GAVS NE DEMEK ? GAVS NE ANLAMA GELİR ? SİZLER İÇİN ARAŞTIRDIK.
Tasavvuf dünyasında sıkça karşımıza çıkan terimlerden biri de "Gavs"tır. Gavs, tasavvufi düşünce akımının getirilerinden olup, özellikle dini metinlerde ve sohbetlerde sıklıkla kullanılır. Peki, Gavs ne demek ? Gavs ne anlama gelir? Kimlere Gavs denir?
Gavs Nedir?
Gavs, tasavvufta kendisine belli başlı konularda danışılan, evliya ve alim mertebesine erişmiş kişilere verilen bir unvandır. Gavs olarak nitelendirilen kişiler, derin bilgileri ve manevi güçleriyle insanlara yol gösterici olurlar. Gavs, Allah'a yakın olduğuna inanılan, O'nun sırlarına vakıf olmuş ve insanlara rehberlik eden seçkin bir şahsiyettir.
Tasavvuf ve divan edebiyatında gavs kelimesinin tam olarak anlaşılabilmesi için "kabz" ve "bast" terimlerinin de bilinmesi gerekir. Kabz, kulun bunalması, ruhen daralması ve zor durumda hissetmesi anlamına gelirken; bast ise ruhen rahatlama ve ferahlığa erme halini ifade eder. Gavs, işte bu kabz halindeki kişilerin sığındığı ve yardım talep ettiği manevi bir rehberdir.
Gavs-ı Sıkaleyn Ne Demek?
"Gavs-ı Sıkaleyn" ifadesi, tasavvuf literatüründe önemli bir yere sahiptir. Bu tabir, Arapça kökenli olup "iki ağır şeyin yardımcısı" anlamına gelmektedir. Burada bahsi geçen iki ağır şey, Kur'an-ı Kerim ve Ehl-i Beyt'tir.
Gavs-ı Sıkaleyn, insanların ve cinlerin manevi rehberi, onların sığınağı ve yol göstericisi konumundadır.
Hz. Peygamber'in hadislerinde de "sakaleyn" kelimesine rastlamak mümkündür.
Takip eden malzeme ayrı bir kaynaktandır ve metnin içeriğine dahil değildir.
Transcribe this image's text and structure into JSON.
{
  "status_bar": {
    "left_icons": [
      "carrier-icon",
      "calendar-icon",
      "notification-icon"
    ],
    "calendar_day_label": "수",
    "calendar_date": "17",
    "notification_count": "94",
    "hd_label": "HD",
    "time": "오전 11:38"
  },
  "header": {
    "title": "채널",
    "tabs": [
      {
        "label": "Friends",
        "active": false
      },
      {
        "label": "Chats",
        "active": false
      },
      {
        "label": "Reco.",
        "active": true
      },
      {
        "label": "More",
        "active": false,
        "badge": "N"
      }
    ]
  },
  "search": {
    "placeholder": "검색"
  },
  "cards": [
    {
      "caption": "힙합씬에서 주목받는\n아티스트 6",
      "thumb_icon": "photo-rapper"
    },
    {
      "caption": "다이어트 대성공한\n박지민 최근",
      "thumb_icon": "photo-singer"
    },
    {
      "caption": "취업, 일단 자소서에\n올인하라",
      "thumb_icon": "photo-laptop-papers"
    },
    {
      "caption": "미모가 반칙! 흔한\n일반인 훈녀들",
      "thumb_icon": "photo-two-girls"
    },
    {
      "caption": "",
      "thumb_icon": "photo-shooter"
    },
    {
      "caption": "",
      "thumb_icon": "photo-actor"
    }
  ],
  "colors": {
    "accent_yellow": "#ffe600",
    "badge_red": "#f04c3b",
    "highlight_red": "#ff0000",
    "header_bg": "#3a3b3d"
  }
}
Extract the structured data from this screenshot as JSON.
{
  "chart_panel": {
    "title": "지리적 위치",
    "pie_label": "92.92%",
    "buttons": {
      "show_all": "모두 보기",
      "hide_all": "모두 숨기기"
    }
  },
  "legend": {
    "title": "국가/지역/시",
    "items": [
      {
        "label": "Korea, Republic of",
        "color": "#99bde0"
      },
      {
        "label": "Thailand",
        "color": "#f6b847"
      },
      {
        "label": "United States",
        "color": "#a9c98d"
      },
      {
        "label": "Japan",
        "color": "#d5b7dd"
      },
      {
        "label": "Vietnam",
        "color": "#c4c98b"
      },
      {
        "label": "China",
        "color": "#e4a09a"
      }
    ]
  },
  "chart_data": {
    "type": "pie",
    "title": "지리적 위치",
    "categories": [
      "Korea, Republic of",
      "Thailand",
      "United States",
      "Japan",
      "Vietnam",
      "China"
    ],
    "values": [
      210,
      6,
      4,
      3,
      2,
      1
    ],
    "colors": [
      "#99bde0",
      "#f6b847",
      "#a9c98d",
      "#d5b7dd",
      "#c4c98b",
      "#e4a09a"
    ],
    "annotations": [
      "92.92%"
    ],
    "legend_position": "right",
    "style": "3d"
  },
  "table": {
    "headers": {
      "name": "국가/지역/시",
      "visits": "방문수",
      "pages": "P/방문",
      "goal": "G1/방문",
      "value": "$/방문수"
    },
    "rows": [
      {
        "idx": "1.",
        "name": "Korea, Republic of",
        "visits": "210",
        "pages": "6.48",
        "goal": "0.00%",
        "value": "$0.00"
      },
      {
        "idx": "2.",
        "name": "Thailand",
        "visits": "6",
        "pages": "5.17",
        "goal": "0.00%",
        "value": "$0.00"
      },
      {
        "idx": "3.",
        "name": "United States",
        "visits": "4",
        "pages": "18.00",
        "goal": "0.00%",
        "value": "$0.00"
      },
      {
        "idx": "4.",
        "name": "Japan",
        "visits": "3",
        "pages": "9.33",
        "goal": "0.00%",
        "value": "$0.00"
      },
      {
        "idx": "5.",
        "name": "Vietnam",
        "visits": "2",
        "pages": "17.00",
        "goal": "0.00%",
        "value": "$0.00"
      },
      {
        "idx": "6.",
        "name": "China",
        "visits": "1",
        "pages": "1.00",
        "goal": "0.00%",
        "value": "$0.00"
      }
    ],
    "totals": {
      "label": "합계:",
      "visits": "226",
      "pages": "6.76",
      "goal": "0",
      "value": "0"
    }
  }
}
Bu hadislerde, insanlar ve cinler için doğru yolun Kur'an ve Ehl-i Beyt'e tabi olmaktan geçtiği vurgulanır. Gavs-ı Sıkaleyn de bu iki kutsal emanete sımsıkı bağlı olan, onların nûrundan feyz alan ve insanlara bu nûru yansıtan bir şahsiyettir. Hz. Peygamber'in ailesine mensup olan Ehl-i Beyt, gavs makamına erişmiş pek çok önemli ismi barındırmaktadır.
Gavs ve Kutub Arasındaki Fark
Gavs, en büyük alimlere verilen isimler arasında yer alır ve iki sınıfa ayrılır: Geçici Kutub ve Kevni Kutub. Geçici kutublar, yazdıkları eserler ve fikirleriyle insanlara yol gösterirken; kevni kutublar ise tarikat ehli olup, ölümlerinden sonra dahi kitapları ve davranışlarıyla örnek olmaya devam ederler.
Bu ayrım, "ibn-i vakt" ve "ehl-i vakt" kavramlarıyla da açıklanabilir. İbn-i vakt, zamanın oğlu anlamına gelirken; ehl-i vakt ise zamanın efendisi demektir. Gavs, ehl-i vakt mertebesine erişmiş, zamanın ve mekânın ötesine geçmiş bir şahsiyettir.
Tasavvufta "Ya Gavs" İfadesi
Tasavvuf geleneğinde, bir ehilden yardım talep etmek için "yetiş ya gavs" ifadesi kullanılır. Bu ifade, marifet yolunun henüz başında olan müritler tarafından, manevi sıkıntılardan kurtulmak ve şeytanın vesveselerinden arınmak için sıklıkla dile getirilir. Gavs'tan alınan yardım ve destek sayesinde, müritler kabz halinden sıyrılıp bast haline erişebilirler.
Gavs kelimesi, Arapça kökenli bir kelime olup "ġawṣ" kökünden gelmektedir. Osmanlı döneminde de sıkça kullanılan bu terim, özellikle tasavvuf erbabı arasında yaygın bir şekilde benimsenmiştir. Gavs unvanına sahip olan kişiler, dönemin en saygın ve bilgili şahsiyetleri arasında yer almışlardır.